Fleur de roche d’Ilaria Tuti. Editions Stock 320 pp., 23 €.
«La Montagne de ma peur» de David Roberts
«La marque de fabrique de Roberts se caractérise par une honnêteté sans faille. Il écrit ce qui s’est réellement passé. Et il le fait avec une beauté, d’une voix claire et sans défaut qui laisse tous ceux qui écrivent sur ce sport une sensation d’inconfort, d’admiration et d’envie mêlés.» Ces quelques lignes sont d’un spécialiste. Jon Krakauer, autre grande plume de l’alpinisme, préfaçant la Montagne de ma peur, récit de David Roberts paru en 1969 et que republie aujourd’hui les éditions Nevicata.
En 1965, quatre jeunes étudiants de Harvard (dont l’auteur) décident de se lancer à l´assaut du spectaculaire Mont Huntington, un des plus impressionnants pics de l’Alaska. Une ascension hors norme, une aventure humaine et l’occasion pour Roberts de décrire les subtils liens tissés entre l’alpiniste et les cimes. «Ainsi, les montagnes pouvaient compter plus que les personnes. Mais quelle relation peut-il y avoir entre un homme et une montagne ? Si elle est possible, alors, elle doit être à sens unique ; et si la montagne n’est que le miroir de l’homme, si la voie qu’il choisit n’est pas faite de rocher, de neige et de glace et vient d’une projection de son ego, alors cet amour limpide qu’il peut ressentir envers son objectif devient un narcissisme stérile.

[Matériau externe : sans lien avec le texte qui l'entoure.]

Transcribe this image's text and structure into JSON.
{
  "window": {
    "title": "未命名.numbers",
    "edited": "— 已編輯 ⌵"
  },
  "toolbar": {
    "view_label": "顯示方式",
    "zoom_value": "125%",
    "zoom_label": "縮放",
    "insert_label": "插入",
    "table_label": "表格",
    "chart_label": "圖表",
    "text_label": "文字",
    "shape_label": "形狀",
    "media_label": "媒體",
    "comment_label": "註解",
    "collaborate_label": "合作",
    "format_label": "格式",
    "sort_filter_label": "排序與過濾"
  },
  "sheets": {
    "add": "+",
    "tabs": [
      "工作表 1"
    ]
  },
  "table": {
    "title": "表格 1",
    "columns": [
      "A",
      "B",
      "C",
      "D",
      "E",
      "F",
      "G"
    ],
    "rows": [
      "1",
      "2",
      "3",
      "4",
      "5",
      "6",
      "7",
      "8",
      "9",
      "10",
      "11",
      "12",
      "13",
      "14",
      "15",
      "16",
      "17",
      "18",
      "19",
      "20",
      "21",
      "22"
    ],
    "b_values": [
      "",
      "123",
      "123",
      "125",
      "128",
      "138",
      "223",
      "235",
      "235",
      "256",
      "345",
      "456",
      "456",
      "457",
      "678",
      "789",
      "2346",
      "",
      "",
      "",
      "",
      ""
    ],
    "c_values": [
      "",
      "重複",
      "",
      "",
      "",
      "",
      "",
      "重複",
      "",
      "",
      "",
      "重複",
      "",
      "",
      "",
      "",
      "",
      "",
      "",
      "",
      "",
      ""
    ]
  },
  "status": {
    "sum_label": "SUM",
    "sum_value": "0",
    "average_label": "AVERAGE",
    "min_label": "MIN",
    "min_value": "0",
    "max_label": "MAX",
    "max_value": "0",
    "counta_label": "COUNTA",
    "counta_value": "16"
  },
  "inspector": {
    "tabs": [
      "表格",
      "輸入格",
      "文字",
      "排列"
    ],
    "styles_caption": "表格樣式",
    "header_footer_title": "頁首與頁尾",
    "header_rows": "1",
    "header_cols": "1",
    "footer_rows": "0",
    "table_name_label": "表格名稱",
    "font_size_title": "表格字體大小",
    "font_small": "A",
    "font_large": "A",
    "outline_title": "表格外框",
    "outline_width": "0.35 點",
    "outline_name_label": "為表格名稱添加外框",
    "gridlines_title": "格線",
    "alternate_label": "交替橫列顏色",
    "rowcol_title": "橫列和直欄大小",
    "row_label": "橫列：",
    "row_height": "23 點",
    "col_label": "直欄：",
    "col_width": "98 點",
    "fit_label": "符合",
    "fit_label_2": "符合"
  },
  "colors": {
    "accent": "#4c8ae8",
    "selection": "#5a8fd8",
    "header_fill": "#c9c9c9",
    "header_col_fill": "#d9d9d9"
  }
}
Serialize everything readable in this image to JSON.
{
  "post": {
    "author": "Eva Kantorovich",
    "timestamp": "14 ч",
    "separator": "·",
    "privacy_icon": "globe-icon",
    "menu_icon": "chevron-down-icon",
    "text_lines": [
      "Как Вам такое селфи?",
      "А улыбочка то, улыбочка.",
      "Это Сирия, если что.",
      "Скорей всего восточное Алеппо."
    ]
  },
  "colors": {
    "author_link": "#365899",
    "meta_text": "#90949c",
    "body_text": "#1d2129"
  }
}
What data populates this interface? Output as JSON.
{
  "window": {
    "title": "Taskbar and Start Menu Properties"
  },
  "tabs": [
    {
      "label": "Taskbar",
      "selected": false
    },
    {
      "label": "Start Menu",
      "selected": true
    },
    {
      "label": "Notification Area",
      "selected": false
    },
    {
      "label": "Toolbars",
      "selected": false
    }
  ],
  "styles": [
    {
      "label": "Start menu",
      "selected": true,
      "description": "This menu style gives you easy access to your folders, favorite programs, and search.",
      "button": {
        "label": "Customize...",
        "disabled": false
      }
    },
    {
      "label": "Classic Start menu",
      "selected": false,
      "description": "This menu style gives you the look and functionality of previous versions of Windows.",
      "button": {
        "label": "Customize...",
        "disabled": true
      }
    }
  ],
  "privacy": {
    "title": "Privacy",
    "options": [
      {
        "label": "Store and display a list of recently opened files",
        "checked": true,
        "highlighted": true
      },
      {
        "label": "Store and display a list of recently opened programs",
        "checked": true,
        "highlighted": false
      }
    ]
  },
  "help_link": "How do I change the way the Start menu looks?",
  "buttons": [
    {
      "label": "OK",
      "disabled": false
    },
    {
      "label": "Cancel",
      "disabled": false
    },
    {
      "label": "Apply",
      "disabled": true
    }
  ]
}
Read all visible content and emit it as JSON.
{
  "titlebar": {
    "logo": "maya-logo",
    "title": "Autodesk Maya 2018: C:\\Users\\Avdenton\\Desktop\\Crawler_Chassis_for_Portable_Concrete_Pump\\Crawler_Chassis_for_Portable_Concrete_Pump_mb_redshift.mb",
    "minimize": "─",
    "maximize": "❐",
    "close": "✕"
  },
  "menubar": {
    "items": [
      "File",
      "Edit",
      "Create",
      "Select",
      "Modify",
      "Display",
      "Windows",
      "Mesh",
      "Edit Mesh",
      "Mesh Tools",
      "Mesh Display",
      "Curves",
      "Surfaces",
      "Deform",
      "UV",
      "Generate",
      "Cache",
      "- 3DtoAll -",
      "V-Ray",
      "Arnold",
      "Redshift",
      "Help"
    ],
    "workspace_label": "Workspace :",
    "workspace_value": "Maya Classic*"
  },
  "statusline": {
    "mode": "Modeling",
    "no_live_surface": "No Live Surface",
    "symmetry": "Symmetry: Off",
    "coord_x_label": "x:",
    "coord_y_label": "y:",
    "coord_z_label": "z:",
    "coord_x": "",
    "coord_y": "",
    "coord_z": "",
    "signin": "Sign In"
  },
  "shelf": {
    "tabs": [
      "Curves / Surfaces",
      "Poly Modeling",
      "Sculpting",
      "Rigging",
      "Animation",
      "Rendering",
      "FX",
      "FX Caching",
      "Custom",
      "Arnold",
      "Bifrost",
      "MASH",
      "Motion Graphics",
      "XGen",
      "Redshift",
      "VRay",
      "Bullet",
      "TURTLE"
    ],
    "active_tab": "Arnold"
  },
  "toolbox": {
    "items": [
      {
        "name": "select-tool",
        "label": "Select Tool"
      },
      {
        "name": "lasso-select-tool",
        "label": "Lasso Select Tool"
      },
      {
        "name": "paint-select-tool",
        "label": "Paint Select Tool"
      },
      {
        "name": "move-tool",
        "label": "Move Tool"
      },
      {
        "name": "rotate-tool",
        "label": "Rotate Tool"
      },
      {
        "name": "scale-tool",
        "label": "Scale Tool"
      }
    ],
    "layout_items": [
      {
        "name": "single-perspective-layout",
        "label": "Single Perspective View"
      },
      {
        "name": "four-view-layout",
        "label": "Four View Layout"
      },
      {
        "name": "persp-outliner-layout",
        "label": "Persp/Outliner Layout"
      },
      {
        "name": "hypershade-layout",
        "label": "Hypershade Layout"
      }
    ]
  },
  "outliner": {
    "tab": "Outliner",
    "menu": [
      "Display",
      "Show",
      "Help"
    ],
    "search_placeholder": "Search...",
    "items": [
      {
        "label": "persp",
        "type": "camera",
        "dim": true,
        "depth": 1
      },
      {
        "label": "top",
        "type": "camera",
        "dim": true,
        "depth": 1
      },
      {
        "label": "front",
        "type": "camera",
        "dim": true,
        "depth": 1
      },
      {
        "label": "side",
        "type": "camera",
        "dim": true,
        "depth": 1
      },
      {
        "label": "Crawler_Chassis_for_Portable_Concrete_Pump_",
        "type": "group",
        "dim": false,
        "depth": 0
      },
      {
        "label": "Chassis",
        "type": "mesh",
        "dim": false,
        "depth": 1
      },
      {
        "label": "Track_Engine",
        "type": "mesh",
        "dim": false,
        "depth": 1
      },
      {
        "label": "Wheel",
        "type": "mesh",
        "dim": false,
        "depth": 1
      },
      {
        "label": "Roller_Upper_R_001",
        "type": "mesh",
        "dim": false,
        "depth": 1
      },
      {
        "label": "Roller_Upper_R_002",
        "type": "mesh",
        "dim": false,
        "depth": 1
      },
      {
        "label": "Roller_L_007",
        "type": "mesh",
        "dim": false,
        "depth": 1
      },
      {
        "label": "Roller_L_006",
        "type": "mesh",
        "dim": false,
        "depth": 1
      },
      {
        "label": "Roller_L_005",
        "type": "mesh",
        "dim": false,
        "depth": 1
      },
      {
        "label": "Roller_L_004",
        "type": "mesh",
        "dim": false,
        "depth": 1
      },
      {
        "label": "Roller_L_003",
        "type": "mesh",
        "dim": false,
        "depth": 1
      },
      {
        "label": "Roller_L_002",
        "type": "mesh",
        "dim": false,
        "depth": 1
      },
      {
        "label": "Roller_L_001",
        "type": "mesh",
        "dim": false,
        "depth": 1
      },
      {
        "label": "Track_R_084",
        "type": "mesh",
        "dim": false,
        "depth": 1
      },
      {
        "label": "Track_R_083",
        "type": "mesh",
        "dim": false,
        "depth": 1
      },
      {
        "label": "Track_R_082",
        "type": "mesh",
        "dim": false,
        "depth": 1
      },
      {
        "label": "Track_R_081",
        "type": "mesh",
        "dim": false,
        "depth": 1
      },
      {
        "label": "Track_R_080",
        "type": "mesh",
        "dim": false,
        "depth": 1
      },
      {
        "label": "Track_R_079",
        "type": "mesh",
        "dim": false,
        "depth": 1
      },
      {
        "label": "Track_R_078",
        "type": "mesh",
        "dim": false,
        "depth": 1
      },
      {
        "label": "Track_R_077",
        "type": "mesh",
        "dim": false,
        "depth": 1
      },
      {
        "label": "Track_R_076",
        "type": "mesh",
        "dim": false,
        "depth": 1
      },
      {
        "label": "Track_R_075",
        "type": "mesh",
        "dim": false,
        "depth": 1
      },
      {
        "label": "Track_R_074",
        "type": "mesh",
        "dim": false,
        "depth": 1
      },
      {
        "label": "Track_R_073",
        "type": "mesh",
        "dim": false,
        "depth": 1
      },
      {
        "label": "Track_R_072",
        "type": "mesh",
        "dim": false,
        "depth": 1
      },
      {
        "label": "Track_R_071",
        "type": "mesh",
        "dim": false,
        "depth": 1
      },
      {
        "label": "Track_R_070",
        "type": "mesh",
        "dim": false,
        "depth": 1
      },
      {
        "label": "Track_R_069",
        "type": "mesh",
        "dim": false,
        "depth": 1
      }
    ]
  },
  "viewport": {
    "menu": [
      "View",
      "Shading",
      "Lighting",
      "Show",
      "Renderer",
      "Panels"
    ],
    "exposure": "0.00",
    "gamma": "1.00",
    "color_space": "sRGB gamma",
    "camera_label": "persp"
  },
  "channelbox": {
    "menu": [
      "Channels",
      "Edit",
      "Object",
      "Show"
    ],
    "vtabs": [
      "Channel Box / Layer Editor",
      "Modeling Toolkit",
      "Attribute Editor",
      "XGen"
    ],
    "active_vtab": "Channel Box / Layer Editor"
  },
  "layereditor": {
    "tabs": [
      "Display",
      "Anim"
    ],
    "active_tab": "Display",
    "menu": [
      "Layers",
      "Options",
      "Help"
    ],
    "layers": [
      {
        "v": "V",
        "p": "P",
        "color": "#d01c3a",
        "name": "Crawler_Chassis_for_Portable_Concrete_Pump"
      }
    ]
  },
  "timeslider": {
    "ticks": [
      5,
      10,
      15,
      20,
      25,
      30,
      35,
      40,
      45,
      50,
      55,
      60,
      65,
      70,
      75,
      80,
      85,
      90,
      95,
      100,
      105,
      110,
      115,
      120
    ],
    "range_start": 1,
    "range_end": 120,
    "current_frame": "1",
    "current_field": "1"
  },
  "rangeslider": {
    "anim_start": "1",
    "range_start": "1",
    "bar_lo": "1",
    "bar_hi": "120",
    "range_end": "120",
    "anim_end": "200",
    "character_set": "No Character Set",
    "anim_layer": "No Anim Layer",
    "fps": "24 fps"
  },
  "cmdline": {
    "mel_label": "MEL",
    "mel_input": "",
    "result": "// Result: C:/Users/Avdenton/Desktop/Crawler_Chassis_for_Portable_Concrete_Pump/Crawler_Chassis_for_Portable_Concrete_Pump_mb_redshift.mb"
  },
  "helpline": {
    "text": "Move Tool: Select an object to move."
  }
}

Avons-nous vaincu un ennemi ? interroge Mallory. Aucun si ce n’est nous-mêmes.»
Sur la jaquette du livre, une photo des quatre amis à la veille de l’aventure. Jeunes et souriants pour l’éternité. Ils sont en chemise, bleue et grise, ou polo. Prêts pour l’ascension avec leurs lunettes de glacier. Et Roberts doit avoir en plus un stylo dans la poche. D.A.
La Montagne de ma peur de David Roberts. Editions Nevicata, 160 pp., 19 €.
«La Cloche de détresse» de Sylvia Plath
Paru pour la première fois en France en 1972, la Cloche de détresse d’inspiration autobiographique a été publié en 1963 un mois avant le suicide de Sylvia Plath à 30 ans. «Tu connais ce livre ? Il m’a sauvé la vie», dit une fille dans sa chambre universitaire new-yorkaise en le montrant à Jakuta Alikavazovic, qui signe la préface de cette nouvelle édition. Le roman fait plonger dans l’atmosphère de l’été 1953 à New York, celui de l’exécution des époux Rosenberg, mais aussi dans l’esprit tourmenté d’Esther Greenwood. A 19 ans, elle a remporté le concours de poésie d’un magazine de mode avec onze autres jeunes filles qui enchaînent les réceptions mondaines. Elle se lie à Doreen, plus émancipée, vit au jour le jour sur un fil et tente de perdre sa virginité sans vraiment vouloir se lier à un homme, le summum étant atteint lors d’une soirée avec le «misogyne» Marco. Elle repousse l’idée du mariage, incarnée par la relation qu’elle a eue avec Buddy Willard. «J’ai donc commencé à croire que c’est bien vrai, que quand on est mariée et qu’on a des enfants, c’est comme un lavage de cerveau, après, on vit engourdie, telle une esclave dans un Etat totalitaire.»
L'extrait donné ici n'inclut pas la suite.